Daniel glared at the Ranger.

“We don’t use the c-word around here, Carson,” Christopher said.

“Oh, shit. My bad. Daniel, right? Sorry, man. Could you run that frame by frame? I think I see the problem.”

Daniel grinned, the slight forgotten, then re-ran the video in slow motion. As the explosion flashed, Carson stood and pointed.

“There. Pause it there. Put that up on the big mission screen, will you?”

Daniel kicked the frozen image over to the large plasma screen behind the passenger seat. Carson crossed over and pointed to the extreme right side of the flash.

“See it?” Carson asked.

“Yeah, I do,” Daniel said. “Good eye, Sergeant.”
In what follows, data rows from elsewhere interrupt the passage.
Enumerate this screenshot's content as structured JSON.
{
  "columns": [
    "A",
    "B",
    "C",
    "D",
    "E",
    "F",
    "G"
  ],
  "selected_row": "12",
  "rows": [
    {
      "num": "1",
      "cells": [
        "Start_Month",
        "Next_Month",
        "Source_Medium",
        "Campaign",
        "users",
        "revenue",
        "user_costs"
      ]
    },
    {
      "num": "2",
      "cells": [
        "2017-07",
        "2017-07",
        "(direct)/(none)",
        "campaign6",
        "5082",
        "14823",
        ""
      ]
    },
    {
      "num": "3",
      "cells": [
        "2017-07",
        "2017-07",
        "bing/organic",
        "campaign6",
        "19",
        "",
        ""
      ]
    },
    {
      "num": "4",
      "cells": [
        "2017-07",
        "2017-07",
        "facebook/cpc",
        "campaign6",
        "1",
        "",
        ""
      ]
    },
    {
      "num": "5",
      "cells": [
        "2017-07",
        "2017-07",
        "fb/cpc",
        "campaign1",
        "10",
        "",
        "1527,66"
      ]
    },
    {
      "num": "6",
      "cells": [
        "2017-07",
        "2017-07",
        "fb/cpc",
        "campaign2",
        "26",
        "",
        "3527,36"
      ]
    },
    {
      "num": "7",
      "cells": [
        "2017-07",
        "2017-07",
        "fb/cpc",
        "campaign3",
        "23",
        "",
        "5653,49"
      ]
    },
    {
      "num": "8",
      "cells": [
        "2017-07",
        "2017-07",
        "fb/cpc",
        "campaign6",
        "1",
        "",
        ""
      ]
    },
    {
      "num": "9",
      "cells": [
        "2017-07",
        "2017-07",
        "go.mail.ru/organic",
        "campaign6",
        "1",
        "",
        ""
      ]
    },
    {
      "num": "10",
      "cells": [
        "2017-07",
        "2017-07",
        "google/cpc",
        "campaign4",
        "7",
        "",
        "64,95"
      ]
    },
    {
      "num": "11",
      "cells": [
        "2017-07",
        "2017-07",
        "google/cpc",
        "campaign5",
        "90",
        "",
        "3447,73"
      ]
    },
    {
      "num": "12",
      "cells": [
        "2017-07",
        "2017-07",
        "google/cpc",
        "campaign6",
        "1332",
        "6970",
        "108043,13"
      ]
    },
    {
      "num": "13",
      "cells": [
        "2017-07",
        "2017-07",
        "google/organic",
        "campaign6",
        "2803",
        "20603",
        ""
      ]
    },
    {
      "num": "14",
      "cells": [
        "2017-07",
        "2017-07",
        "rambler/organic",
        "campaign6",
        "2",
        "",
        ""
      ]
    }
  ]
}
“What?” Christopher asked, squinting at the image – but he saw it before Carson or Daniel had a chance to answer. “Oh, yeah.”

At the right edge of the frame, the flash and fire from the explosion suddenly curved upwards. A silhouette formed – the back end of a Razor.

“We hit them after the rear axle,” Mary said.

“Yep. Didn’t even slow them down,” Christopher grumbled.

“We might have done one better,” Bryce said, not taking his eyes off the road in front of him. Christopher noticed the driver had a copy of the image up next to his nav screen.

“Bryce?”

“Look at where we hit ‘em. According to the schematics Dr. Auffrey ran through with me, that’s right where their extra power comes from,” Bryce said. “We might have just made it so they’ll have to drop stealth sooner rather than later.”